Had the Presidential Elections Commission (PEC) not referred the changes to the SCC, then Shafik's name could not have appeared on the first round ballot. Instead Shafik was excluded from the race for just 24 hours, the time that lapsed between the law being approved and PEC's referral of it to the SCC.
Whether PEC overstepped its authority in making the referral that allowed Shafik to continue in the race is something over which legal experts continue to argue.
"The membership of PEC might be restricted to judges, but this does not automatically give the commission a judicial capacity," professor of constitutional law Salah Sadeq told Al-Ahram Weekly. He compared PEC's status to that of the Supreme Judicial Council (SJC) which, though all its members are judges, operates as an administrative, not a judicial, body. In referring the amendments to the SCC, says Sadeq, PEC overstepped its administrative mandate and assumed a prerogative of the courts.
Other experts argue that PEC enjoys a de facto judicial capacity.
The Commissioners' Authority, an advisory body affiliated to the SCC, has already provided the Court with a summary of legal opinions, addressing both PEC's right to make a referral and the constitutionality of the amendments. In its report, the findings of which are not binding on SCC, the Commissioners' Authority notes arguments that PEC is mandated to operate as a judicial commission but concludes the weight of opinion is that the 2011 Constitutional Declaration limits PEC's judicial character to membership, not capacity. In other words, PEC plays an exclusively administrative role and its decrees can only ever be administrative, relating to election procedures.
The weight of opinion, concludes the Commissioner's Authority, is that the court should refuse hearing the appeal given the method of its referral.
"SCC rejection of the appeal means the political isolation law should be enacted and Shafik excluded," says professor of constitutional law Merghani Khairi. "The results of the first round of the polls would then be considered null and void and new elections take place with the original candidates, excluding Shafik, competing."
But what if such a judgement is issued after a Shafik victory?
Then, says Khairi, the office of president must be declared vacant and the whole electoral process will be back at square one.
After dealing with form the Commissioners' Authority report moved to the content of the appeal, filling 50 pages with legal arguments against the amendment's constitutionality. Sadeq agrees with the thrust of arguments that stress that the amendments violate the right of all citizens, regardless of their political affiliation, to exercise their political rights, including the right of nomination.

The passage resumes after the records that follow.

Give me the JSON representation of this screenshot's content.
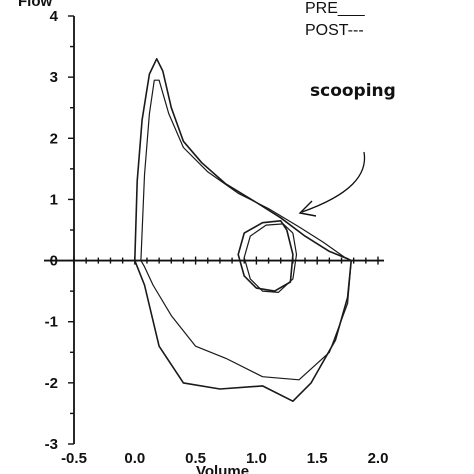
{
  "chart_data": {
    "type": "line",
    "title": "",
    "xlabel": "Volume",
    "ylabel": "Flow",
    "xlim": [
      -0.5,
      2.0
    ],
    "ylim": [
      -3,
      4
    ],
    "x_ticks": [
      "-0.5",
      "0.0",
      "0.5",
      "1.0",
      "1.5",
      "2.0"
    ],
    "y_ticks": [
      "-3",
      "-2",
      "-1",
      "0",
      "1",
      "2",
      "3",
      "4"
    ],
    "grid": false,
    "legend": {
      "placement": "top-right",
      "entries": [
        "PRE___",
        "POST---"
      ]
    },
    "annotations": [
      {
        "text": "scooping",
        "points_to": {
          "x": 1.4,
          "y": 0.8
        }
      }
    ],
    "series": [
      {
        "name": "PRE___",
        "x": [
          0.0,
          0.02,
          0.06,
          0.12,
          0.18,
          0.23,
          0.3,
          0.4,
          0.55,
          0.75,
          1.0,
          1.2,
          1.4,
          1.6,
          1.75,
          1.78,
          1.75,
          1.65,
          1.45,
          1.3,
          1.05,
          0.7,
          0.4,
          0.2,
          0.08,
          0.0
        ],
        "y": [
          0.0,
          1.3,
          2.3,
          3.05,
          3.3,
          3.1,
          2.5,
          1.95,
          1.6,
          1.25,
          0.95,
          0.7,
          0.4,
          0.15,
          0.03,
          0.0,
          -0.6,
          -1.3,
          -2.0,
          -2.3,
          -2.05,
          -2.1,
          -2.0,
          -1.4,
          -0.4,
          0.0
        ]
      },
      {
        "name": "POST---",
        "x": [
          0.05,
          0.08,
          0.12,
          0.16,
          0.2,
          0.28,
          0.4,
          0.6,
          0.85,
          1.1,
          1.35,
          1.55,
          1.72,
          1.78,
          1.75,
          1.6,
          1.35,
          1.05,
          0.75,
          0.5,
          0.3,
          0.15,
          0.08,
          0.05
        ],
        "y": [
          0.0,
          1.4,
          2.4,
          2.95,
          2.95,
          2.4,
          1.85,
          1.45,
          1.1,
          0.85,
          0.55,
          0.3,
          0.06,
          0.0,
          -0.7,
          -1.5,
          -1.95,
          -1.9,
          -1.6,
          -1.4,
          -0.9,
          -0.4,
          -0.1,
          0.0
        ]
      },
      {
        "name": "",
        "x": [
          1.25,
          1.2,
          1.05,
          0.9,
          0.85,
          0.9,
          1.0,
          1.15,
          1.28,
          1.3,
          1.25
        ],
        "y": [
          0.5,
          0.65,
          0.62,
          0.45,
          0.1,
          -0.25,
          -0.45,
          -0.5,
          -0.35,
          0.1,
          0.5
        ]
      },
      {
        "name": "",
        "x": [
          1.3,
          1.22,
          1.08,
          0.95,
          0.9,
          0.95,
          1.05,
          1.18,
          1.3,
          1.33,
          1.3
        ],
        "y": [
          0.45,
          0.6,
          0.58,
          0.4,
          0.05,
          -0.3,
          -0.5,
          -0.52,
          -0.3,
          0.1,
          0.45
        ]
      }
    ]
  }
}
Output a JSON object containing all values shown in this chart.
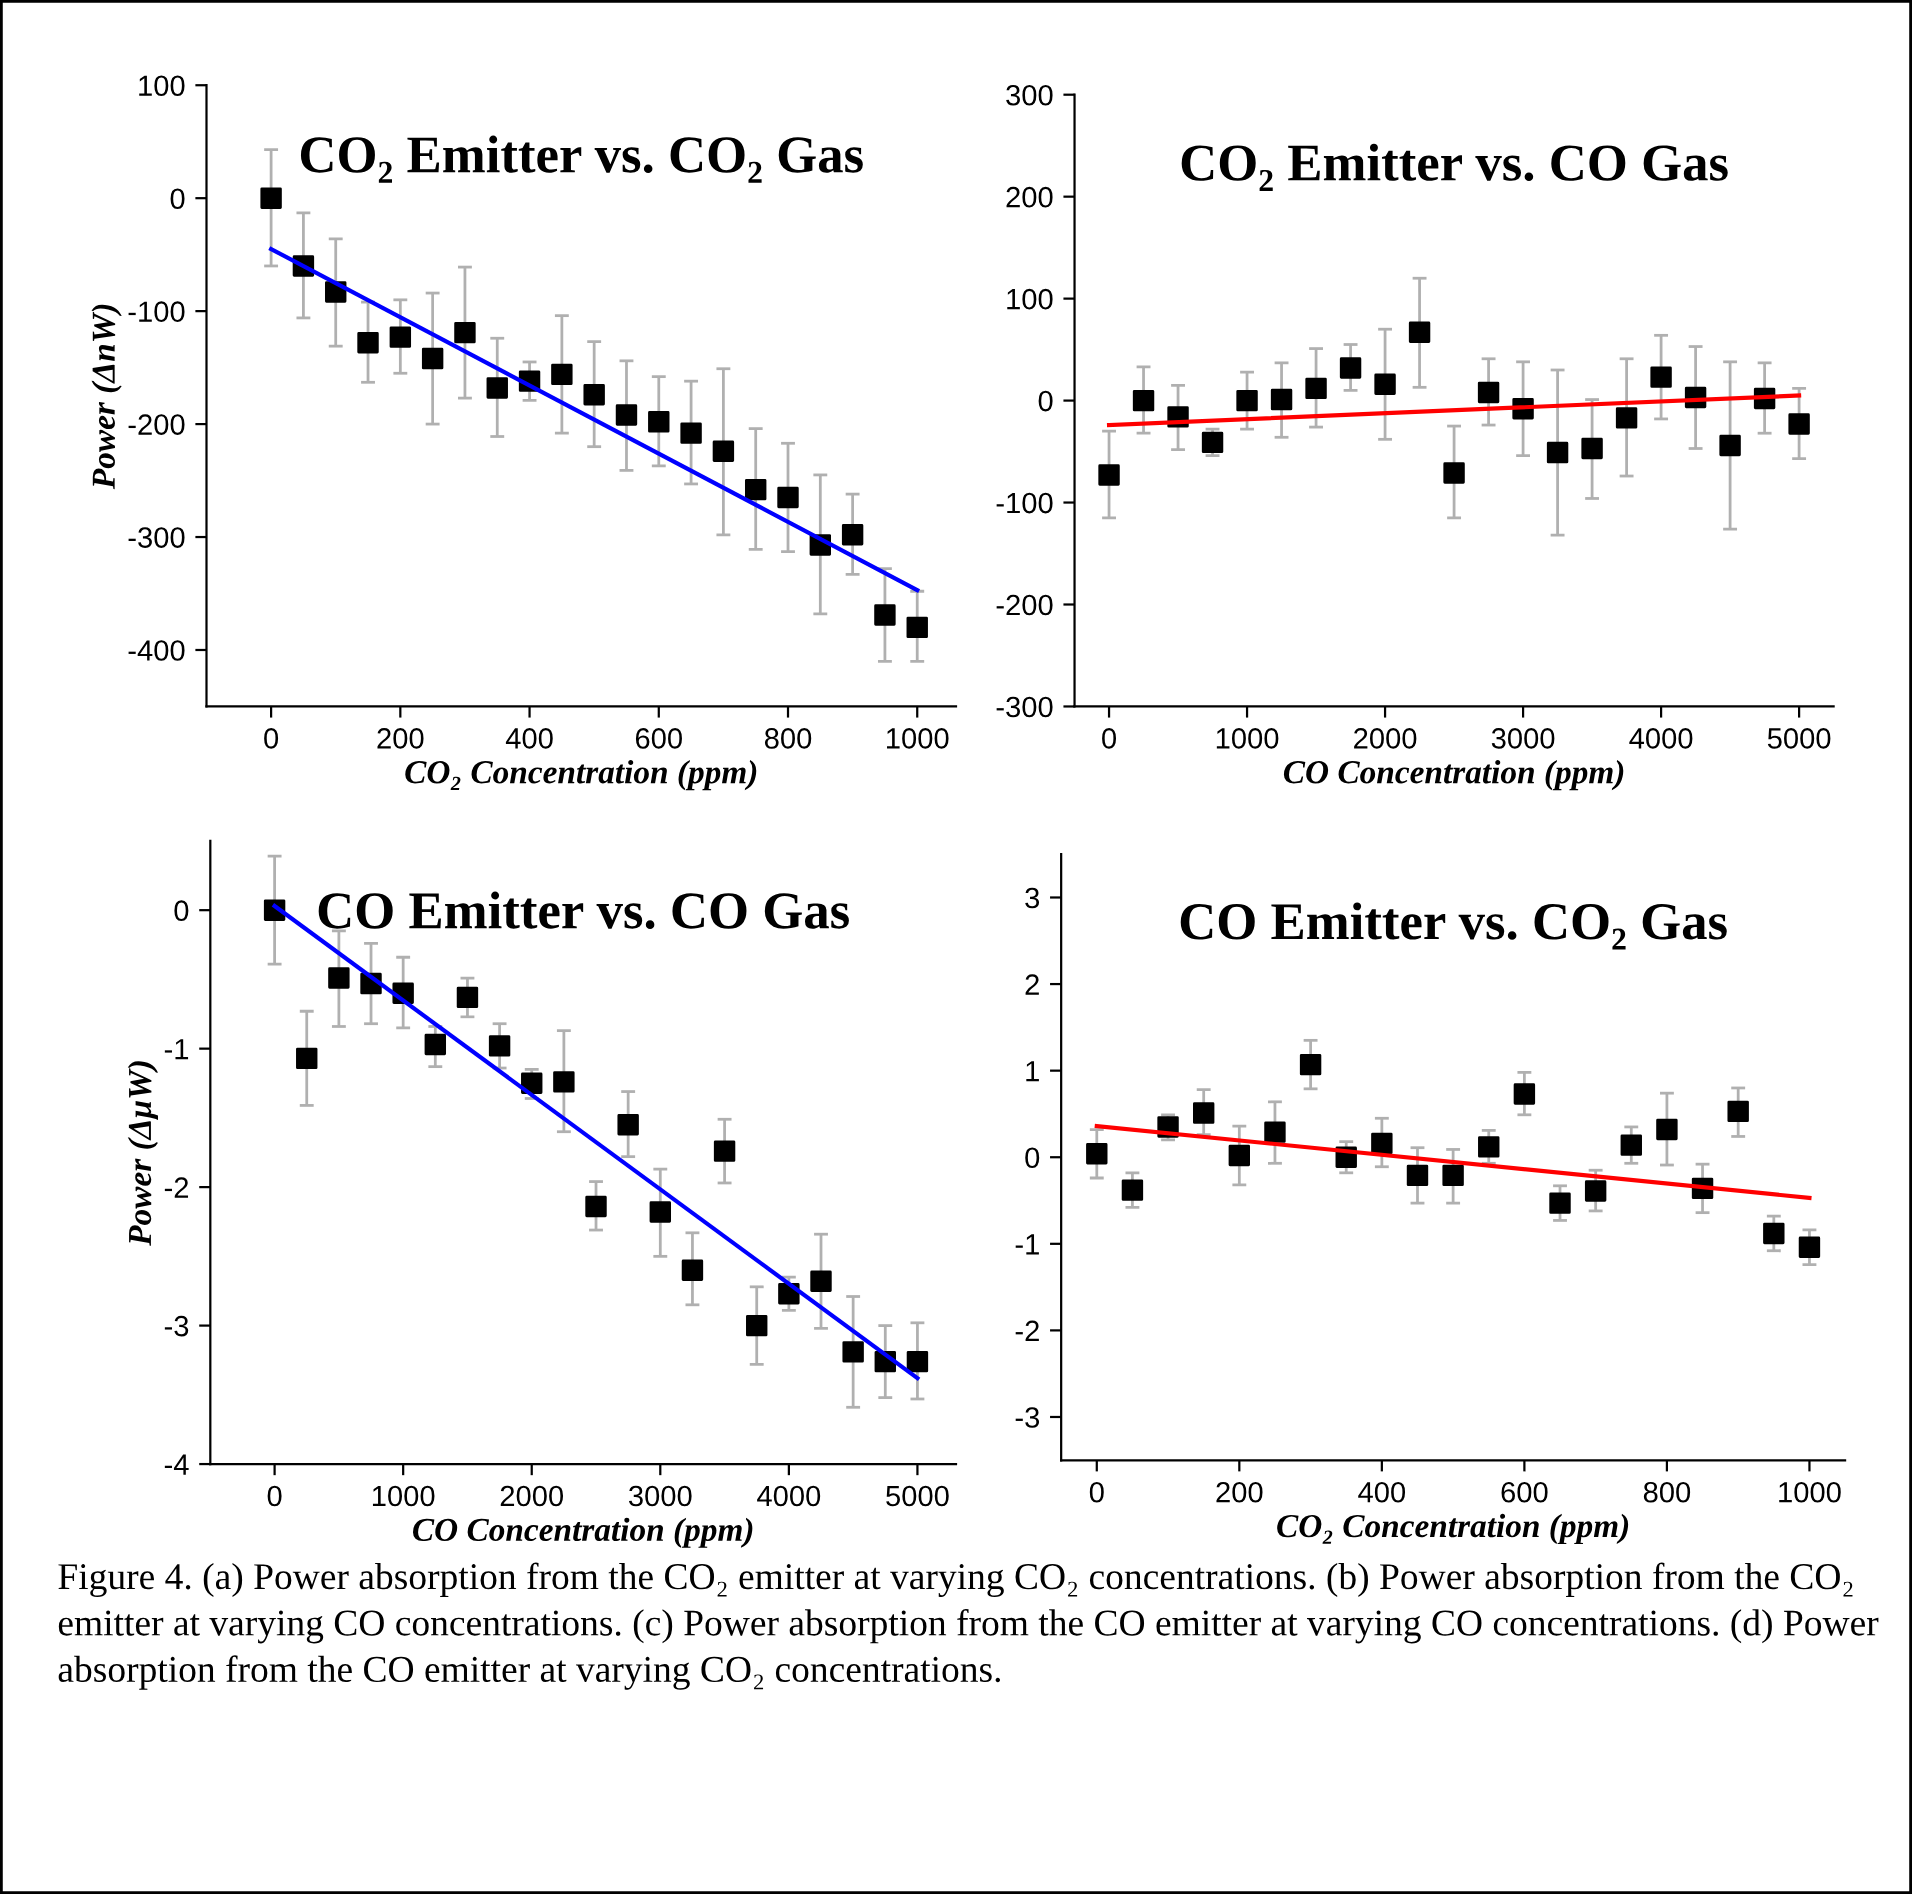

"It's unconstitutional to deprive citizens of such rights just because they belonged to the former regime. Unless it is proved that they were corrupt, nobody can prevent them from practising their political rights," Sadeq said.
Most commentators expect a ruling to be issued today, though a delay is possible. And whatever the legal arguments are about PEC's judicial status, the fact remains that the Supreme Council of the Armed Forces decreed PEC rulings to be beyond appeal. It could, therefore, be left to PEC to decide whether Shafik remains in the race, whatever the SCC rules.